22 August 2008

This sounded better in my head

I have never had the joy of having a social calender before in my life, not that I actually have one right now at this very moment. I do have a calender that has nothing written on it, but I do not write my social engagements on it due to the fact I usually discover I have social engagements about five seconds before I need to report to them. This is how the world operates, on the spur of the moment.

That is not what this is about, this is about social things in general. I have never been a super social being. I hate parties, I hate large gatherings in general. There is a pressure there to dress up, look pretty and make small talk. I can't do small talk, as this head I use does not process information quick enough to be good at small talk. I like small social gatherings when you are trying to get to know the people around you. Small talk is pointless in reality for me. I have no interest in it. I like small groups, they have a purpose for me.

This past few weekends I have been a little social butterfly, almost never home long enough to touch down and take time to breathe. I flit between houses, lakes, boats and restaurants. Game nights, beer nights, wine nights, you name it I've been to one within a very short time span. The months before we moved to the dirt hole, my husband and I hardly EVER did anything remotely social. I would pester him sometimes, thus why he decided to introduce me to A&R and they became our social partners in crime for a few short months. I never thought in a million years I would be removed from an urban environment and suddenly have social situations everywhere. I cannot claim I have a "best friend" here. I have noticed there is always a pair of girls/women that seem to know one another better than the others in the group. Their husbands are best buds, knew one another from casual duty, a silly class they went to, field training, officer training, flying little planes for no reason other than to get rid of a few people. Their wives seem to latch on to one another and suddenly have a "close" sort of relationship with one another. These pairs seem to hang out together, sit around houses together and do things together other than go to social events. This fascinates me, as I wonder how this happens. For a while I hoped this would happen to me, but then I realized I operate too well on my own. A friend of mine seems to be the same way, only craving social interactions with other girls occasionally. I do more with her than any one else I've met here. I guess it also helps that she is the R of A&R thus I have gone through that awkward first meeting and me bumbling over words and phrases. Her pace of life is more akin to mine in a sense. I almost desperately for awhile wanted to like the other people I've met here, but the pressure I felt to be "one of them" was a little too much for me. I realized I am happy simply being who I am, as awkward as I am.

Oh, the night I decided I was going to be just my awkward, Stargate loving, Harry Potter obsessed, Star Trek nerd that I am something happened: I became at ease. I was sitting at the table, a lovely table that I had been horridly jealous of, and I stared at D (one of my husbands classmates) and just said, "I am horridly awkward.

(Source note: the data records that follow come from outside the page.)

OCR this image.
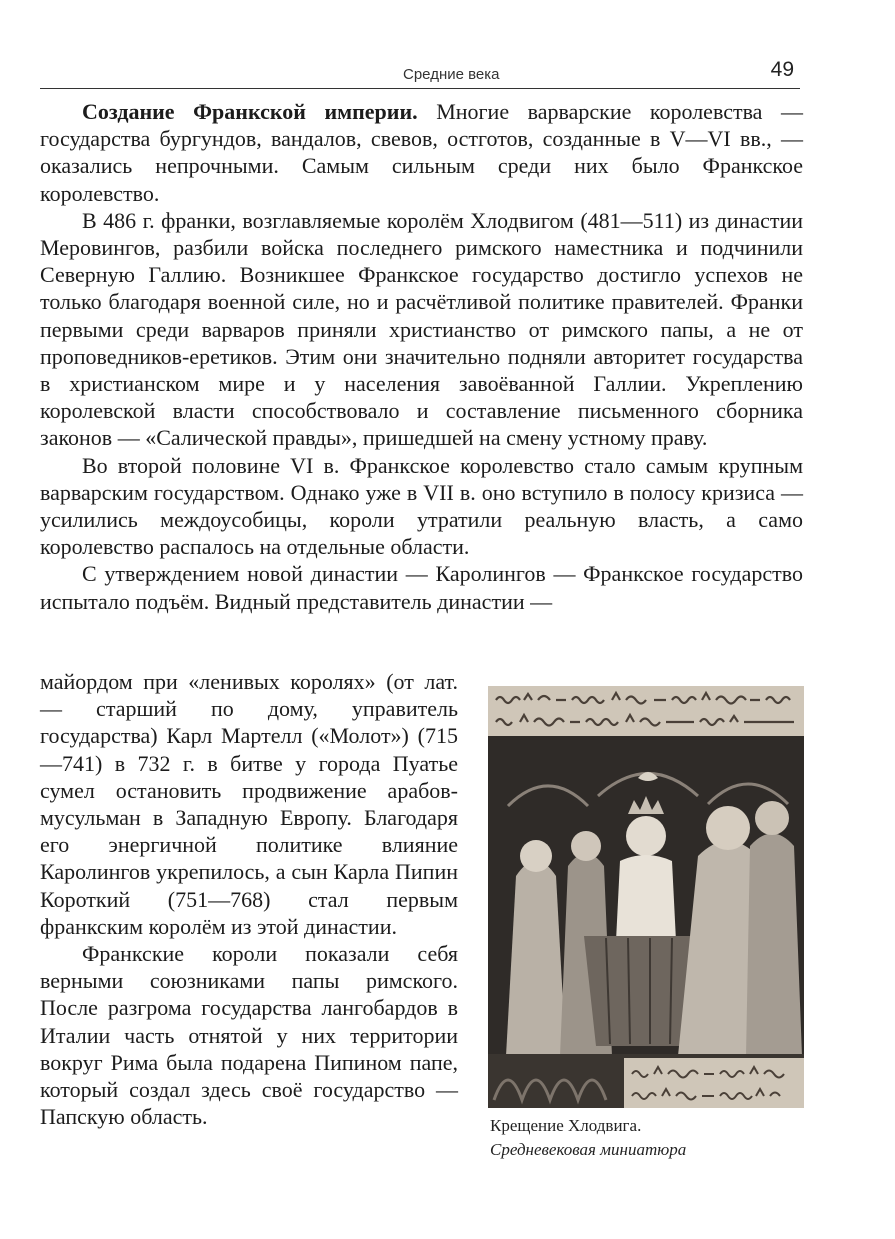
Средние века	49

Создание Франкской империи. Многие варварские королевства — государства бургундов, вандалов, свевов, остготов, созданные в V—VI вв., — оказались непрочными. Самым сильным среди них было Франкское королевство.

В 486 г. франки, возглавляемые королём Хлодвигом (481—511) из династии Меровингов, разбили войска последнего римского наместника и подчинили Северную Галлию. Возникшее Франкское государство достигло успехов не только благодаря военной силе, но и расчётливой политике правителей. Франки первыми среди варваров приняли христианство от римского папы, а не от проповедников-еретиков. Этим они значительно подняли авторитет государства в христианском мире и у населения завоёванной Галлии. Укреплению королевской власти способствовало и составление письменного сборника законов — «Салической правды», пришедшей на смену устному праву.

Во второй половине VI в. Франкское королевство стало самым крупным варварским государством. Однако уже в VII в. оно вступило в полосу кризиса — усилились междоусобицы, короли утратили реальную власть, а само королевство распалось на отдельные области.

С утверждением новой династии — Каролингов — Франкское государство испытало подъём. Видный представитель династии —

майордом при «ленивых королях» (от лат. — старший по дому, управитель государства) Карл Мартелл («Молот») (715—741) в 732 г. в битве у города Пуатье сумел остановить продвижение арабов-мусульман в Западную Европу. Благодаря его энергичной политике влияние Каролингов укрепилось, а сын Карла Пипин Короткий (751—768) стал первым франкским королём из этой династии.

Франкские короли показали себя верными союзниками папы римского. После разгрома государства лангобардов в Италии часть отнятой у них территории вокруг Рима была подарена Пипином папе, который создал здесь своё государство — Папскую область.	Крещение Хлодвига.
Средневековая миниатюра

So I think I'll just be my old awkward self." He looked at me like I had lost my mind for a moment, not sure how this had happened, but he nodded and asked me what TV shows I watched. My husband gets a great joy out of telling people he married a sci-fi geek for some reason. I don't know how he could have missed this, as he only seemed to realize I liked the Sci-Fi channel a lot these last few months, but he seems to have great joy that I am a nerd in that sense.

Since I decided I was just going to be awkward and myself, the social gatherings have become less stressful to me. These people I meet in the dirt hole will go away at some point. I am not stuck with them for four years, nor am I 16 and worried about if they will like me if I have clothes from Abercrombie.

As I stated before, I have never been one to have a lot of social events in one weekend. All through high school I always had something to do, someone to talk to, people to juggle. In college I made it simple and kept to a core group of friends. There were weekends I would lay on the floor of my dorm and stare at the ceiling because I had nothing to do. I spent my summers doing just that wondering what I had done the past four years to prevent the staring at the wall syndrome. After college I had a lot of time to myself, as most of my friends were from far away places that were not near my urban center, however, my weekends were filled with my car and myself driving to see my husband. So, basically, for the past six years I became used to not being social with masses of people. It took awhile, but I got the hang of it it seems.